Стук в дверь заставил их вздрогнуть. Она поспешно схватила бутылочки и пакет с травами и сунула их в свою сумочку.

— Войдите, — отозвался Андре.

Дверной проем заслонила гигантская фигура доктора Бебкотта.

— А, Анжелика, слуга сказал мне, что вы здесь. Я просто заскочил в надежде увидеть вас на секунду. Добрый вечер, Андре.

— Добрый вечер, мсье.

— Ах, доктор, право, я хорошо себя чувствую, — сказала она, вдруг забеспокоившись под его пронизывающим взглядом. — Нет никакой нужды...

— Я лишь хотел измерить температуру, послушать пульс и посмотреть, не нужно ли вам успокоительное. Всегда лучше проверить. — Она начала протестовать, но он добавил твердо и доброжелательно: — Лучше проверить, Анжелика, всегда безопаснее проверить, это займет одну минуту.

— Ну что же, тогда пойдемте. — Она пожелала Андре спокойной ночи и пошла по коридору к своим комнатам. А Со ждала в её будуаре.

— А Со, — вежливо сказал Бебкотт по-кантонски, — пожалуйста, вернитесь, когда я позову вас.

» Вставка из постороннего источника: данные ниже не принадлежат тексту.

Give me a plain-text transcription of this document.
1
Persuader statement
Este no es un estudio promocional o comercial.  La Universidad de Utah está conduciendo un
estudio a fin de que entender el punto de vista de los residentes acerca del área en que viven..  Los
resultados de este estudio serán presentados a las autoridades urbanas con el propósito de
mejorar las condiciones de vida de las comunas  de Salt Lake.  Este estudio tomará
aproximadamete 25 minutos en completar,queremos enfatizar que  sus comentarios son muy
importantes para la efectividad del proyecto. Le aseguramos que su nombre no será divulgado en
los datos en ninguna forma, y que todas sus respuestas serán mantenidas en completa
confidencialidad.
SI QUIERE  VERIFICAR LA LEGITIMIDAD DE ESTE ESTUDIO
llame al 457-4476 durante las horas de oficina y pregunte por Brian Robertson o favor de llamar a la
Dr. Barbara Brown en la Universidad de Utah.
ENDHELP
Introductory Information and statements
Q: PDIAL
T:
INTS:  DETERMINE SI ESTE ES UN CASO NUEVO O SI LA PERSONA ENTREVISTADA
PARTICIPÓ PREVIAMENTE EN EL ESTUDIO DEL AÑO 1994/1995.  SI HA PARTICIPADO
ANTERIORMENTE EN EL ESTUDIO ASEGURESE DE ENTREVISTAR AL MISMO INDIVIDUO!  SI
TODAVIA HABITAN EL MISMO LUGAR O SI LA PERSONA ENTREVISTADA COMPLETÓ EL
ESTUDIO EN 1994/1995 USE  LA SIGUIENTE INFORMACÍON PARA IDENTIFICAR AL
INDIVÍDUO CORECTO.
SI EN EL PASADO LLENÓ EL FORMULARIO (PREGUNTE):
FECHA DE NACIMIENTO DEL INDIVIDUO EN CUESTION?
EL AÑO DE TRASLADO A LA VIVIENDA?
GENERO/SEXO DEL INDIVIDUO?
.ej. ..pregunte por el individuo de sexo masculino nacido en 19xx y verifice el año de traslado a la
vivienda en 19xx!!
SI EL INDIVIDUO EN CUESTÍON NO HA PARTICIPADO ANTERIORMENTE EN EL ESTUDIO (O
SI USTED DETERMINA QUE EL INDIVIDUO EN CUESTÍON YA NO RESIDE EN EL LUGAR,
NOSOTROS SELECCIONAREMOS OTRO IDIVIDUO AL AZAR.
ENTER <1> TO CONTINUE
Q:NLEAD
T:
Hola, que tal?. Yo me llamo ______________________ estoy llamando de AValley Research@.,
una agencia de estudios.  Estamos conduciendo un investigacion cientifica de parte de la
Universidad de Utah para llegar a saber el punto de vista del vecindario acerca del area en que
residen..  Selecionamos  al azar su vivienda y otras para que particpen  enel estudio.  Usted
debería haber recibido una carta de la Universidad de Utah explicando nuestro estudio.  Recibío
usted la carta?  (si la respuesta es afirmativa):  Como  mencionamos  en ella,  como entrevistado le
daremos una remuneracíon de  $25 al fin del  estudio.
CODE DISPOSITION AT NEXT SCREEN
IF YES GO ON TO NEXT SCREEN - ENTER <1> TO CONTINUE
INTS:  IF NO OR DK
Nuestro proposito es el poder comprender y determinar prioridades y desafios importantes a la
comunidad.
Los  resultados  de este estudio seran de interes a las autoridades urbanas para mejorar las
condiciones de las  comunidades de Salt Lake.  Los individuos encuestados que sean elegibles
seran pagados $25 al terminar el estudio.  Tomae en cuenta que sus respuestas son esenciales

— Разумеется, досточтимый доктор. — Она послушно вышла.

— Я не знала, что вы говорите по-китайски, Джордж, — заметила Анжелика, когда он сел рядом с ней и начал считать частоту её пульса.

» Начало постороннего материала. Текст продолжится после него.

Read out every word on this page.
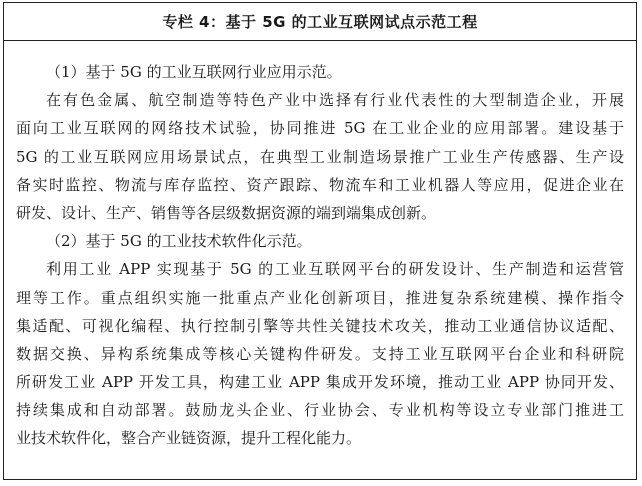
专栏 4：基于 5G 的工业互联网试点示范工程
（1）基于 5G 的工业互联网行业应用示范。
在有色金属、航空制造等特色产业中选择有行业代表性的大型制造企业，开展
面向工业互联网的网络技术试验，协同推进 5G 在工业企业的应用部署。建设基于
5G 的工业互联网应用场景试点，在典型工业制造场景推广工业生产传感器、生产设
备实时监控、物流与库存监控、资产跟踪、物流车和工业机器人等应用，促进企业在
研发、设计、生产、销售等各层级数据资源的端到端集成创新。
（2）基于 5G 的工业技术软件化示范。
利用工业 APP 实现基于 5G 的工业互联网平台的研发设计、生产制造和运营管
理等工作。重点组织实施一批重点产业化创新项目，推进复杂系统建模、操作指令
集适配、可视化编程、执行控制引擎等共性关键技术攻关，推动工业通信协议适配、
数据交换、异构系统集成等核心关键构件研发。支持工业互联网平台企业和科研院
所研发工业 APP 开发工具，构建工业 APP 集成开发环境，推动工业 APP 协同开发、
持续集成和自动部署。鼓励龙头企业、行业协会、专业机构等设立专业部门推进工
业技术软件化，整合产业链资源，提升工程化能力。
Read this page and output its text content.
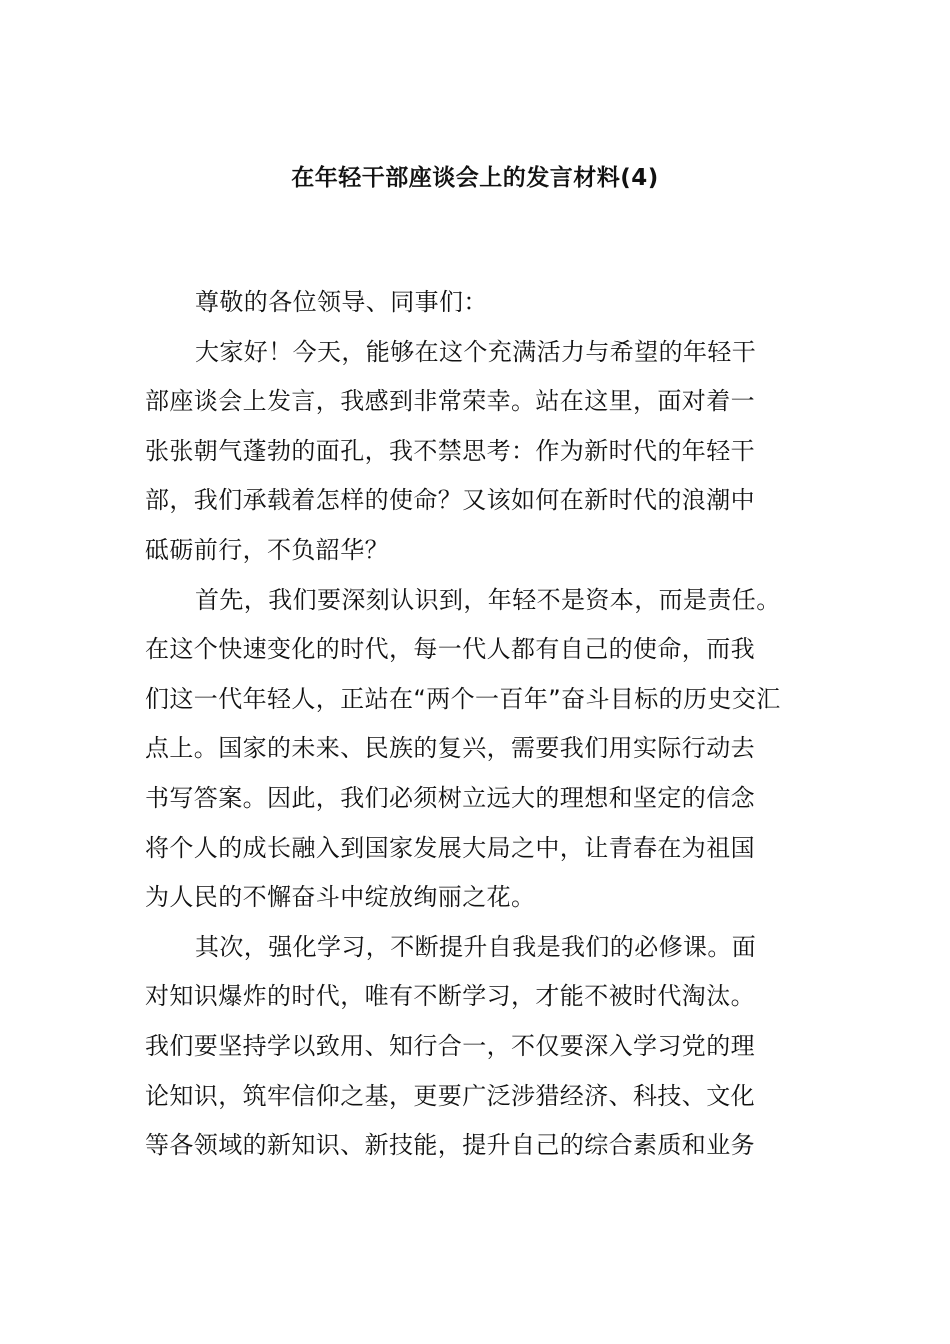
在年轻干部座谈会上的发言材料(4)
尊敬的各位领导、同事们：
大家好！今天，能够在这个充满活力与希望的年轻干
部座谈会上发言，我感到非常荣幸。站在这里，面对着一
张张朝气蓬勃的面孔，我不禁思考：作为新时代的年轻干
部，我们承载着怎样的使命？又该如何在新时代的浪潮中
砥砺前行，不负韶华？
首先，我们要深刻认识到，年轻不是资本，而是责任。
在这个快速变化的时代，每一代人都有自己的使命，而我
们这一代年轻人，正站在“两个一百年”奋斗目标的历史交汇
点上。国家的未来、民族的复兴，需要我们用实际行动去
书写答案。因此，我们必须树立远大的理想和坚定的信念
将个人的成长融入到国家发展大局之中，让青春在为祖国
为人民的不懈奋斗中绽放绚丽之花。
其次，强化学习，不断提升自我是我们的必修课。面
对知识爆炸的时代，唯有不断学习，才能不被时代淘汰。
我们要坚持学以致用、知行合一，不仅要深入学习党的理
论知识，筑牢信仰之基，更要广泛涉猎经济、科技、文化
等各领域的新知识、新技能，提升自己的综合素质和业务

— Это был кантонский, у китайцев нет единого языка, Анжелика, они говорят на сотнях различных языков, хотя форма письма только одна и все они её понимают. Любопытно, да?

«Как глупо рассказывать мне то, что я и так знаю, — нетерпеливо подумала она. Ей хотелось закричать ему: „Ну быстрее же, ради бога!" Словно я никогда не была в Гонконге, словно и Малкольм, и все остальные не говорили мне этого сотни раз, словно я забыла, что ты — причина всех моих несчастий».

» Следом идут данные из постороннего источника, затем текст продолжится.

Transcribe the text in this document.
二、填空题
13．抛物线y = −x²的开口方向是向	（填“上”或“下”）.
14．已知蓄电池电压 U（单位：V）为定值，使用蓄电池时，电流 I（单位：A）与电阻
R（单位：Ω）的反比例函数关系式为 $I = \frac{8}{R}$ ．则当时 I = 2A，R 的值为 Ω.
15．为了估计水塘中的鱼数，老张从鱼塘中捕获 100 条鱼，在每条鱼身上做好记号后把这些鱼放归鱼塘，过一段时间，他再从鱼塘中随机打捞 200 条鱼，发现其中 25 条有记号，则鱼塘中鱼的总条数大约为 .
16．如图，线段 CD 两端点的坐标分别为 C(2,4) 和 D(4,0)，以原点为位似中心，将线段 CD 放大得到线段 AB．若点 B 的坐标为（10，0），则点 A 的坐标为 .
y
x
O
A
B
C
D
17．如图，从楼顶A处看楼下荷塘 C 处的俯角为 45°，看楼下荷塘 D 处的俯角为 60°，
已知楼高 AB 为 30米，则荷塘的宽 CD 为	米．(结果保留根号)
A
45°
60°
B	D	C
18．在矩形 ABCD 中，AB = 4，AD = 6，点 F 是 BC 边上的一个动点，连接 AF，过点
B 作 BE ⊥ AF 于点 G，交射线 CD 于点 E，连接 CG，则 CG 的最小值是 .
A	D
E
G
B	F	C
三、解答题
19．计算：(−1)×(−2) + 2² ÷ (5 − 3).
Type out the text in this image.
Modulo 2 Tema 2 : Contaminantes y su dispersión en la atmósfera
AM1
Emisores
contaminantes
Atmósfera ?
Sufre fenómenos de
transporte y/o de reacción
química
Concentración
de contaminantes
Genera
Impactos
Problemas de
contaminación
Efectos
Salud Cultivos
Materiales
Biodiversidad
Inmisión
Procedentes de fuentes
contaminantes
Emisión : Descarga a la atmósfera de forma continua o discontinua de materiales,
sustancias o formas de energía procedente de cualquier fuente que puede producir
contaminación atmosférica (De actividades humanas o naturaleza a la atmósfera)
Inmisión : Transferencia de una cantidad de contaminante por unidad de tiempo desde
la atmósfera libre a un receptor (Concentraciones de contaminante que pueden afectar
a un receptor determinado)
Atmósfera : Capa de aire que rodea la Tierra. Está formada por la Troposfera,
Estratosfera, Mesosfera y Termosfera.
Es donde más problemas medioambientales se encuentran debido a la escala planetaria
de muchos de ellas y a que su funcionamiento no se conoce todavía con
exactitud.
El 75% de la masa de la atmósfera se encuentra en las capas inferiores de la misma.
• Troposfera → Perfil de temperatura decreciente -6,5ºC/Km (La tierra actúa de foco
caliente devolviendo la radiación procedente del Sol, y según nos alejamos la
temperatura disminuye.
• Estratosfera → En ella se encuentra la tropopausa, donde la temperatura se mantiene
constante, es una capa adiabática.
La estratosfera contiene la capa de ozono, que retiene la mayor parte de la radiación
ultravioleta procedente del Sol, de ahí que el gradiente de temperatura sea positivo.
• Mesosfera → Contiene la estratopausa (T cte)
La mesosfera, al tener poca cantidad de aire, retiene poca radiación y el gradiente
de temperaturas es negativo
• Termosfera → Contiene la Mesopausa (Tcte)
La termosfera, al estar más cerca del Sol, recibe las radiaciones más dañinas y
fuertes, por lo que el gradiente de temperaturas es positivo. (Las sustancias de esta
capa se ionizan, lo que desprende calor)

— Я выучился ему, когда жил в Гонконге, — рассеянно продолжал он, щупая её лоб и держа пальцы на кисти. Он отметил, что пульс учащен и лоб чуть-чуть влажен от пота — ничего страшного, если учесть, что ей пришлось пережить. — Несколько слов здесь, несколько слов там. Проработал пару лет в Главной больнице — нам бы никак не помешало иметь такое же прекрасное заведение здесь. — Кончики его пальцев по-прежнему легко касались её пульса. — Китайские доктора верят, что существует семь уровней сердцебиения, или пульсов. Они утверждают, что могут чувствовать их, нажимая сильнее и сильнее. Это их главный диагностический метод.

— А что вам говорят мои семь сердец? — спросила она, подчинившись внезапному порыву. Ей нравилась теплота его целительных рук, и, несмотря на свою ненависть, она жалела, что не может довериться ему. Никогда и ни у кого она не встречала таких рук и не испытывала такого замечательного ощущения, которое словно излучалось из них, успокаивая её.

— Я не слышу ничего, кроме отменного здоровья, — ответил он, гадая, есть ли какая-то доля правды в этой теории семи пульсов. За годы, проведенные в Азии, он не раз был свидетелем удивительной проницательности китайских врачей и замечательных исцелений, несмотря на изобилие предрассудков и суеверной чепухи. Этот мир непонятен, но ещё более непонятны в нем люди. Он снова заглянул ей в лицо. Его серые глаза смотрели на неё очень прямо и с участием. Но в глубине их плавали тени, и она их заметила.